Mes meilleurs copains, un film de Jean-Marie Poiré (1989)
Que se passe-t-il quand quelqu'un qui a réalisé son rêve retrouve ses anciens complices qui, eux, ne l'ont pas réalisé ?
Dans "Mes meilleurs copains", Jean-Marie Poiré imagine les retrouvailles d'un groupe de copains avec une copine qui est devenue star de rock au Canada. Peu après 68, ces gauchistes de circonstance et de pacotille avaient formé un groupe « pop », mais seule Bernadette (Louise Portal) avait intéressé les professionnels du show-biz
Vingt ans après, tandis que les garçons sont restés liés comme à la belle époque de leur jeunesse, Bernadette vient à Paris pour un récital à l'Olympia, et ils vont tous se retrouver, le temps d'un week-end mouvementé, dans la maison de Richard (Gérard Lanvin).
La présence de Bernadette est le prétexte idéal pour que chacun fasse le bilan de sa vie, justifie son évolution des idées révolutionnaires au comportement petit-bourgeois. Elle est le révélateur des non-dits enfouis depuis tant d'années, et les révélations vont effectivement aller bon train, sur le ton du psychodrame comique.
Il y a ainsi, dans le film de Jean-Marie Poiré, un parcours des protagonistes vers la connaissance de soi, vers la prise de conscience de la vérité de leurs relations.
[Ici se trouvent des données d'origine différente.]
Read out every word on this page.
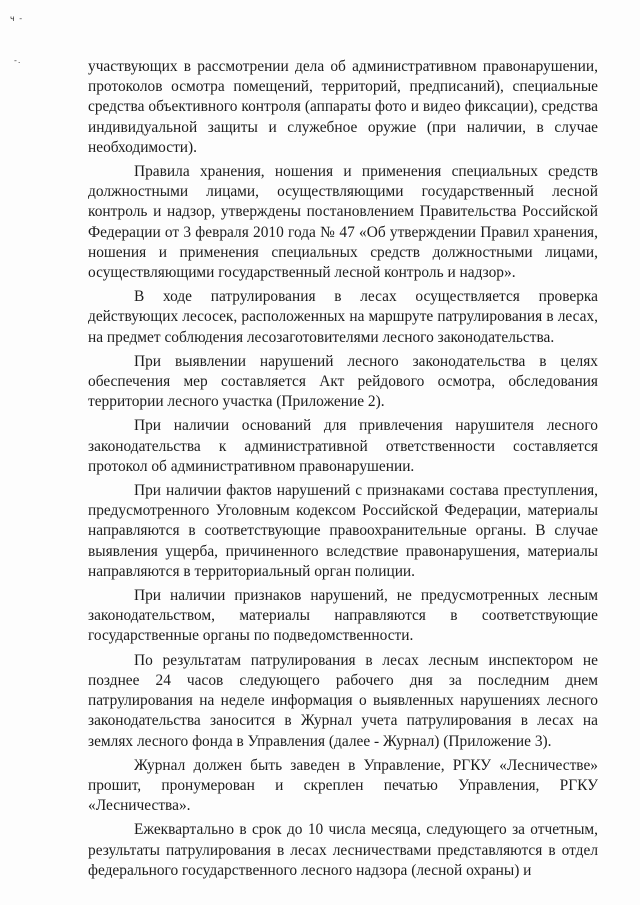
ч -
-.	участвующих в рассмотрении дела об административном правонарушении, протоколов осмотра помещений, территорий, предписаний), специальные средства объективного контроля (аппараты фото и видео фиксации), средства индивидуальной защиты и служебное оружие (при наличии, в случае необходимости).

Правила хранения, ношения и применения специальных средств должностными лицами, осуществляющими государственный лесной контроль и надзор, утверждены постановлением Правительства Российской Федерации от 3 февраля 2010 года № 47 «Об утверждении Правил хранения, ношения и применения специальных средств должностными лицами, осуществляющими государственный лесной контроль и надзор».

В ходе патрулирования в лесах осуществляется проверка действующих лесосек, расположенных на маршруте патрулирования в лесах, на предмет соблюдения лесозаготовителями лесного законодательства.

При выявлении нарушений лесного законодательства в целях обеспечения мер составляется Акт рейдового осмотра, обследования территории лесного участка (Приложение 2).

При наличии оснований для привлечения нарушителя лесного законодательства к административной ответственности составляется протокол об административном правонарушении.

При наличии фактов нарушений с признаками состава преступления, предусмотренного Уголовным кодексом Российской Федерации, материалы направляются в соответствующие правоохранительные органы. В случае выявления ущерба, причиненного вследствие правонарушения, материалы направляются в территориальный орган полиции.

При наличии признаков нарушений, не предусмотренных лесным законодательством, материалы направляются в соответствующие государственные органы по подведомственности.

По результатам патрулирования в лесах лесным инспектором не позднее 24 часов следующего рабочего дня за последним днем патрулирования на неделе информация о выявленных нарушениях лесного законодательства заносится в Журнал учета патрулирования в лесах на землях лесного фонда в Управления (далее - Журнал) (Приложение 3).

Журнал должен быть заведен в Управление, РГКУ «Лесничестве» прошит, пронумерован и скреплен печатью Управления, РГКУ «Лесничества».

Ежеквартально в срок до 10 числа месяца, следующего за отчетным, результаты патрулирования в лесах лесничествами представляются в отдел федерального государственного лесного надзора (лесной охраны) и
Les personnages sont parfaitement emblématiques de l'itinéraire d'une génération prise dans la contradiction de ses rêves et de sa progressive intégration au système qu'elle condamnait.
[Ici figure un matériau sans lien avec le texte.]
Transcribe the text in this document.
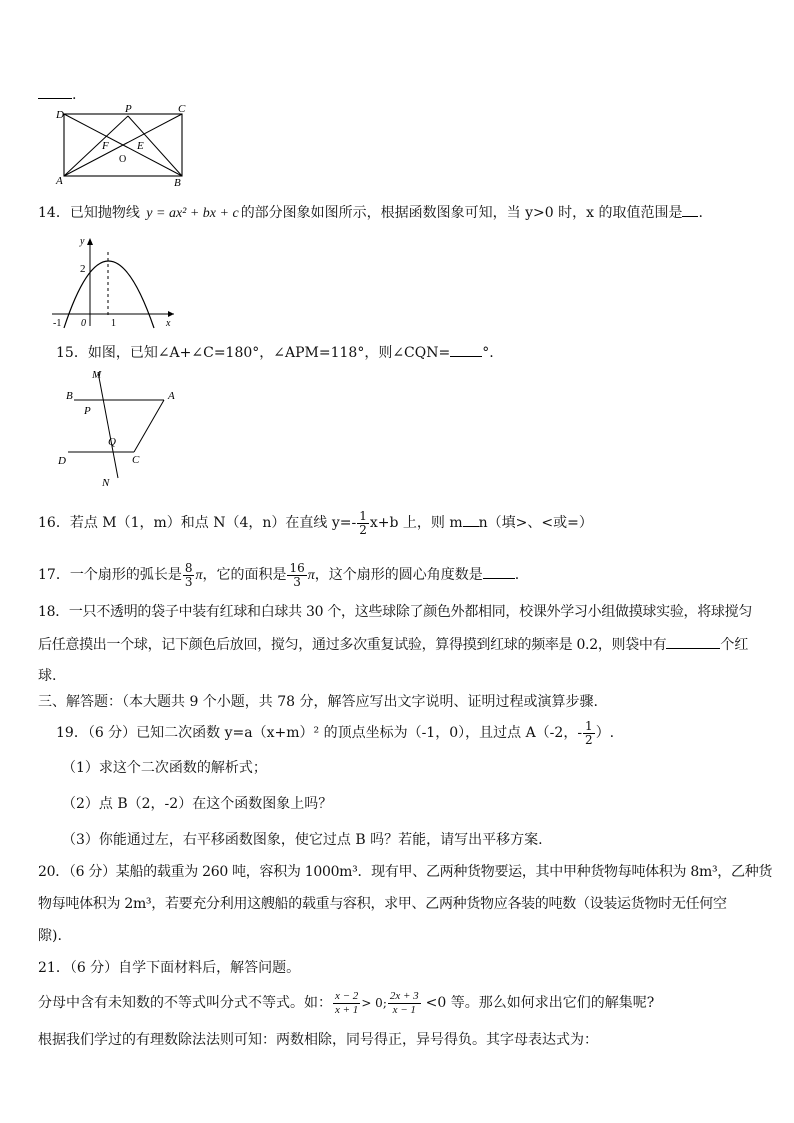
.
D	P	C
F	E
O
A	B
14．已知抛物线 y = ax² + bx + c 的部分图象如图所示，根据函数图象可知，当 y>0 时，x 的取值范围是 .
y
2
-1 0	1	x
15．如图，已知∠A+∠C=180°，∠APM=118°，则∠CQN= °.
M
B	A
P
Q
D	C
N
16．若点 M（1，m）和点 N（4，n）在直线 $y=- \frac{1}{2} x+b$ 上，则 m n（填>、<或=）
17．一个扇形的弧长是 $\frac{8}{3}$ π，它的面积是 $\frac{16}{3}$ π，这个扇形的圆心角度数是 .
18．一只不透明的袋子中装有红球和白球共 30 个，这些球除了颜色外都相同，校课外学习小组做摸球实验，将球搅匀
后任意摸出一个球，记下颜色后放回，搅匀，通过多次重复试验，算得摸到红球的频率是 0.2，则袋中有	个红
球.
三、解答题：（本大题共 9 个小题，共 78 分，解答应写出文字说明、证明过程或演算步骤.
19．（6 分）已知二次函数 y=a（x+m）² 的顶点坐标为（-1，0），且过点 A（-2，- $\frac{1}{2}$ ）.
（1）求这个二次函数的解析式；
（2）点 B（2，-2）在这个函数图象上吗？
（3）你能通过左，右平移函数图象，使它过点 B 吗？若能，请写出平移方案.
20．（6 分）某船的载重为 260 吨，容积为 1000m³．现有甲、乙两种货物要运，其中甲种货物每吨体积为 8m³，乙种货
物每吨体积为 2m³，若要充分利用这艘船的载重与容积，求甲、乙两种货物应各装的吨数（设装运货物时无任何空
隙).
21．（6 分）自学下面材料后，解答问题。
分母中含有未知数的不等式叫分式不等式。如： $\frac{x - 2}{x + 1} > 0$; $\frac{2x + 3}{x - 1} <0$ 等。那么如何求出它们的解集呢?
根据我们学过的有理数除法法则可知：两数相除，同号得正，异号得负。其字母表达式为：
L'itinéraire de Guido (Jean-Pierre Bacri) est particulièrement intéressant à suivre : on voit comment il profite des ambiguïtés de la révolution sexuelle pour affirmer dans le groupe son homosexualité, pour l'imposer même face à ses copains réticents mais coincés par le sceau de l'amitié. Guido révèle aux autres ses goûts par l'intermédiaire d'un petit film en super 8 comme il en fleurissait dans les années 70, et où il s'affiche ouvertement avec un éphèbe italien dénudé à la manière des modèles du baron de Gloeden. Guido avouera ensuite ne plus baiser depuis 1983 et avoir tout transféré sur une dépense sportive forcenée, tandis que Bernadette exige de Jean-Michel (Christian Clavier) une capote pour s'envoyer en l'air.
Guido apparaît comme un personnage sérieux, un peu aigri, mais au regard juste et quand même assez drôle. A l'époque du groupe, c'était lui le plus éclaté, et en 1989, c'est lui le plus strict, le plus rigoureux. Il reste que Guido n'est accepté qu'en partie : il vient toujours seul chez ses copains, il n'amène jamais un autre homosexuel avec lui. Cela correspond sans doute à une réalité sociologique de l'époque.
Par des raccourcis qui visent juste, par une mise en scène qui joue avec le temps et les modes, par des dialogues acérés, Jean-Marie Poiré a réussi cette fresque comico-sociologique qui mène de l'explosion débridée de 68 aux années sida.